Pensions, retiree health insurance and Medicaid together consume about one out of every five tax dollars collected by state and local governments. Estimates of how much money they still need to pay for all future pension obligations vary from $1.6 trillion to $4 trillion. In Connecticut that shortfall is $34.8 billion, according to S&P.

A legislative standoff over how to balance pensions, debt and other liabilities with day-to-day operating costs delayed Connecticut’s budget last summer and froze aid to municipalities. The mayor of Hartford, the state’s capital, warned that he would seek bankruptcy protection if the city didn’t receive additional aid from the state.

Lawmakers and Mr. Malloy reached a deal in October that helped Hartford avoid bankruptcy. It included the new series of commitments attached to any bond offering over the next two years.

Spending has to be limited to 98% to 100% of revenues depending on the year and it can’t grow faster than inflation. The state also has to limit new borrowing to no more than $2 billion a year and put excess revenues into a reserve fund. More reserves could improve the state’s bond rating, ratings firm S&P Global said in a statement.

Connecticut has repeatedly overshot revenue predictions, leading to several contentious budget fights. But in April, state budget officials projected a $1.34 billion income-tax revenue surge above what was originally expected. About half of the windfall came from one-time payments from hedge-fund managers racing to beat a federal tax deadline on some past offshore earnings, according to the state budget office. The numbers also could have been boosted by residents cashing in stock in late 2017 to pay taxes on capital gains to take full advantage of the state and local tax deduction, which the new federal tax law capped.

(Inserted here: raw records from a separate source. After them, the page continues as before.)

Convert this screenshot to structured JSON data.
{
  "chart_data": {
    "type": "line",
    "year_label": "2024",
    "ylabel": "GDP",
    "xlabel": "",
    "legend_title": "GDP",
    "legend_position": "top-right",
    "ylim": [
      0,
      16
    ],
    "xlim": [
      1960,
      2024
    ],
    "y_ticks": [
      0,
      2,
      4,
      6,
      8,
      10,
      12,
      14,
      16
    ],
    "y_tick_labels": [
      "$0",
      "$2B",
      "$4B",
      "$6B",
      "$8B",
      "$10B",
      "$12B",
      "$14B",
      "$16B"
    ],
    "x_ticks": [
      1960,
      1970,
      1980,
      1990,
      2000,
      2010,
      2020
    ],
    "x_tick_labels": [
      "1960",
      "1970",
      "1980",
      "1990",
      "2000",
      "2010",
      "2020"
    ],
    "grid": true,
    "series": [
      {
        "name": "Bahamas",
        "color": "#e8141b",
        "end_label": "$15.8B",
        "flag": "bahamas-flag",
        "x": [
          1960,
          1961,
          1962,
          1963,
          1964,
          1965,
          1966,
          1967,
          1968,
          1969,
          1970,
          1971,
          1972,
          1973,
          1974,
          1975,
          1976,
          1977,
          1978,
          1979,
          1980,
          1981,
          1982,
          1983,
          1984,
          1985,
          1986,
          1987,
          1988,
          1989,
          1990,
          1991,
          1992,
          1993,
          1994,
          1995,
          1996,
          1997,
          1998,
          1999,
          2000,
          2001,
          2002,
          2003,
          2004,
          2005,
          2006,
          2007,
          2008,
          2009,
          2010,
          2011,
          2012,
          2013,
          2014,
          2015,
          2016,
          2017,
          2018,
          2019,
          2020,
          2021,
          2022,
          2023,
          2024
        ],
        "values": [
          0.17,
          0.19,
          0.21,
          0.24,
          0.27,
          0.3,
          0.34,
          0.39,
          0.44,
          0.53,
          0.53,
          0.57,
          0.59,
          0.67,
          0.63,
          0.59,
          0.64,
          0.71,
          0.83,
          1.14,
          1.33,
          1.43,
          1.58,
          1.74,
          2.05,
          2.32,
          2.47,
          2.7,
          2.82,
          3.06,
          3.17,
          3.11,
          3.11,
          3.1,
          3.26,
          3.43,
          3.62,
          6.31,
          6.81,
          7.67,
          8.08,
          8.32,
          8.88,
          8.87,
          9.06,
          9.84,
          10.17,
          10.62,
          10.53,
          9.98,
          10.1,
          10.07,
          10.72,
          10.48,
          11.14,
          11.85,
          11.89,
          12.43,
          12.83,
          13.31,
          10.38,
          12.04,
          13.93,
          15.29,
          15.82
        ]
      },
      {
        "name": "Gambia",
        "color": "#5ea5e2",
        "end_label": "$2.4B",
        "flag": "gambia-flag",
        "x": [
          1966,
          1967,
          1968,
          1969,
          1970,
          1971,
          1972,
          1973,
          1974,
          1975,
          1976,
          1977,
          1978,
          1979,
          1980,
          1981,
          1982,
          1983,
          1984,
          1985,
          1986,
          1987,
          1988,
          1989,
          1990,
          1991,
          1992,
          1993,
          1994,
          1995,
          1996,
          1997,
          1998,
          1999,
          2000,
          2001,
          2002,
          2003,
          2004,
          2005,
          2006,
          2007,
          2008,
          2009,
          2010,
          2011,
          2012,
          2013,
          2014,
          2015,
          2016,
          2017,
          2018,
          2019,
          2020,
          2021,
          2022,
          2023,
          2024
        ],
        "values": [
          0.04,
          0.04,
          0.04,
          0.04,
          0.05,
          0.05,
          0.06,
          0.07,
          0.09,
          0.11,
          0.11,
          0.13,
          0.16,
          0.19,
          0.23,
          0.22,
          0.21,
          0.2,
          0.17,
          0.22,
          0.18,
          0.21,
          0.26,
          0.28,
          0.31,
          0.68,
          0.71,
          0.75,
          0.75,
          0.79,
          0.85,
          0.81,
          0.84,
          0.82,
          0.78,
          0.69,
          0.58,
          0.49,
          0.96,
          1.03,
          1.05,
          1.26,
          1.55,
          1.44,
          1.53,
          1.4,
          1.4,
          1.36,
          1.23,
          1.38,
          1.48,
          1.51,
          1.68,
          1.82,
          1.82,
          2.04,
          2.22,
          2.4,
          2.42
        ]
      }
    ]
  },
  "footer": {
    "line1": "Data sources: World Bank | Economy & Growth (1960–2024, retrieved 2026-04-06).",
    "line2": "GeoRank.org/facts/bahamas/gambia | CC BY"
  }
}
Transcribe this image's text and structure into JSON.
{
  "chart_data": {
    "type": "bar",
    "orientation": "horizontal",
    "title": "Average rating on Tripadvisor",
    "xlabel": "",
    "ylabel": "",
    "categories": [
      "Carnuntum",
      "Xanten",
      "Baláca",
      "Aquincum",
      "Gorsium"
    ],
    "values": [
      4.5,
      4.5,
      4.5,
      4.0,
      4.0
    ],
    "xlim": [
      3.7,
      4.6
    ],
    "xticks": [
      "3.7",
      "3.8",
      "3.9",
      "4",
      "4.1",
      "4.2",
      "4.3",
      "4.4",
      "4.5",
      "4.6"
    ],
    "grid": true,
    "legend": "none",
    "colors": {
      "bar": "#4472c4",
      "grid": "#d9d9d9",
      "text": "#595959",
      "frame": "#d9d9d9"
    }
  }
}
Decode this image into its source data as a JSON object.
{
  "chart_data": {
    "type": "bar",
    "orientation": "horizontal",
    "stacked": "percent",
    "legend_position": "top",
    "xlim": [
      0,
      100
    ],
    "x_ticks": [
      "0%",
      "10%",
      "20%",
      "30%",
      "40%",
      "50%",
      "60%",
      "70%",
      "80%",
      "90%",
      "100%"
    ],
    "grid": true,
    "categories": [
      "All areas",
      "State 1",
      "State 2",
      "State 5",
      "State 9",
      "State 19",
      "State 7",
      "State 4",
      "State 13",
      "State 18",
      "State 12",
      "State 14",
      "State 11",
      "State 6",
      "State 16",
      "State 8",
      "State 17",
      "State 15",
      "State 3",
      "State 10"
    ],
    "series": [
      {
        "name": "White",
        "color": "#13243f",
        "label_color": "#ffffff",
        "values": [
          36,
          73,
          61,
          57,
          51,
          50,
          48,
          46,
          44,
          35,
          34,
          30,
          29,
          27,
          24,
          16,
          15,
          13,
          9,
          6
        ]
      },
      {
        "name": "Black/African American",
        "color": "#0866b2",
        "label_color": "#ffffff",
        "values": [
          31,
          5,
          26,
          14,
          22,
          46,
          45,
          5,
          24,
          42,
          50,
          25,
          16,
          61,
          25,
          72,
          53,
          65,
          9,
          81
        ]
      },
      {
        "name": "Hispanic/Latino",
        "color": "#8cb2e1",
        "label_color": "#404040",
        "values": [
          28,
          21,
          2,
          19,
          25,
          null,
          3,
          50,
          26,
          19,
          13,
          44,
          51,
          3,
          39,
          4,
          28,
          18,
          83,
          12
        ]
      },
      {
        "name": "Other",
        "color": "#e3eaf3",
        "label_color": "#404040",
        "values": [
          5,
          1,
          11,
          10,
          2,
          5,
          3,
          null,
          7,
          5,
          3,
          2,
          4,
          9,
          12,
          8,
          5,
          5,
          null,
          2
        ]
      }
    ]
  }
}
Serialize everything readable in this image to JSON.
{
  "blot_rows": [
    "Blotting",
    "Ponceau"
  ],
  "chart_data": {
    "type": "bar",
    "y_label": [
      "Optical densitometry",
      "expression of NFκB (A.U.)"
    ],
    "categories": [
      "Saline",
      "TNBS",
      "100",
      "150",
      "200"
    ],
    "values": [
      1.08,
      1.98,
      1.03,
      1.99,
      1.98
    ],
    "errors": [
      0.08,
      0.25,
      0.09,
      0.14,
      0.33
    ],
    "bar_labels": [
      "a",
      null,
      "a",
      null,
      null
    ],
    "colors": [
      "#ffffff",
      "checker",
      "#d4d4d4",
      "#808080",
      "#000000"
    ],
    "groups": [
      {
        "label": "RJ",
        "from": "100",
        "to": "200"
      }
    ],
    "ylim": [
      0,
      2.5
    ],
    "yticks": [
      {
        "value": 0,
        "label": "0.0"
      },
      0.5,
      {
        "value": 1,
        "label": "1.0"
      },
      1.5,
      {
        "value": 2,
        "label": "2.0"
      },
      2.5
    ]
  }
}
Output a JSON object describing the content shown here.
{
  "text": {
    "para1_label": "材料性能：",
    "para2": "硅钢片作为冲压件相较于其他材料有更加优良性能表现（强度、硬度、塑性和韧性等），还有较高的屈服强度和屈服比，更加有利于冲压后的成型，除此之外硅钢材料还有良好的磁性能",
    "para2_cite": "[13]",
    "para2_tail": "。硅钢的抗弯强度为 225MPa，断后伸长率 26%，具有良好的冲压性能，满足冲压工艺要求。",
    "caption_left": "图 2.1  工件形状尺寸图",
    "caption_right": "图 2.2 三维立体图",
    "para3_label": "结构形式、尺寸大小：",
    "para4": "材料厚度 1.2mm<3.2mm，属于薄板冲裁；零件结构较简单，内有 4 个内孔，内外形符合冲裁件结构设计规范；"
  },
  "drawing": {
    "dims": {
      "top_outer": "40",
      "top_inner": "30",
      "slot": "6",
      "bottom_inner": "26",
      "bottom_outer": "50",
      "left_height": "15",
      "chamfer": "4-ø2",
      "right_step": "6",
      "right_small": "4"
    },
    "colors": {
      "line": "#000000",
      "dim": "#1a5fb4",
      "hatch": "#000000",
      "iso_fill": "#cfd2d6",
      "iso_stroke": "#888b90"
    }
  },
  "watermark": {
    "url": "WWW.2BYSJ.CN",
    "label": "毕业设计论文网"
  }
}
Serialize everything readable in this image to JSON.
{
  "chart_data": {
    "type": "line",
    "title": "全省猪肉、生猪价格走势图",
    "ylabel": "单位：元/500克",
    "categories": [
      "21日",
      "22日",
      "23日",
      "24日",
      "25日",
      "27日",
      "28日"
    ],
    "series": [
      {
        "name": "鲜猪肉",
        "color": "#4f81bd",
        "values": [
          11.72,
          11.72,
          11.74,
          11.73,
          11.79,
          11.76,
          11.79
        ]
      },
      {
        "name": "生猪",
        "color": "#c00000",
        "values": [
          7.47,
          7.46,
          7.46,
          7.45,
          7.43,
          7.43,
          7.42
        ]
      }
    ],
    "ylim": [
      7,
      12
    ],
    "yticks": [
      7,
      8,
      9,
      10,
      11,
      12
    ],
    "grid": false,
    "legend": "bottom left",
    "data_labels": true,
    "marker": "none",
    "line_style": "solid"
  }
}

The state used that excess revenue to fill a $717.5 million budget hole and add $556.4 million to its reserve fund.

The limits on borrowing and spending helped win support for the budget compromise at the final hour, said Connecticut House Speaker Joe Aresimowicz.

“We have faced now six or some could argue eight consecutive years of a very difficult budget,” Mr. Aresimowicz said. “We want to take bold steps forward to ensure that if it’s all of us back in the same room next year or whoever it may be, they’re not facing the same situation that has allowed legislators to punt year after year on the difficult decisions.”

Enshrining the rule in bond documents was quicker and easier than a constitutional amendment that requires a popular vote, said Democratic Sen. John Fonfara. Mr. Fonfara championed a provision of the covenant limiting the budget’s reliance on certain income-tax collections.

“How do you bind future legislatures? The covenant was the means by which we intend to do this,” Mr. Fonfara said.

But violating any of these covenants would amount to a default on the bonds and could prompt investor lawsuits. The new restrictions could also make it more difficult to act quickly if a new emergency arises. Lawmakers later reduced the length of the fiscal austerity covenants to five years from 10 years as a way of adding more flexibility.

Other states are watching Connecticut to see how its experiment fares and whether borrowing costs drop, analysts and government finance officers said. Price data late Tuesday showed the state paying less to borrow, relative to market rates, than it had in March, according to the Connecticut State Treasurer’s Office.

“It’s sort of putting your money where your mouth is by embedding it in the bond documents,” said Florida bond director Ben Watkins. “It’s a firmer commitment than just talk.”

The Wall Street Journal

By Heather Gillers

Updated June 5, 2018 6:32 p.m. ET

—Joseph De Avila contributed to this article.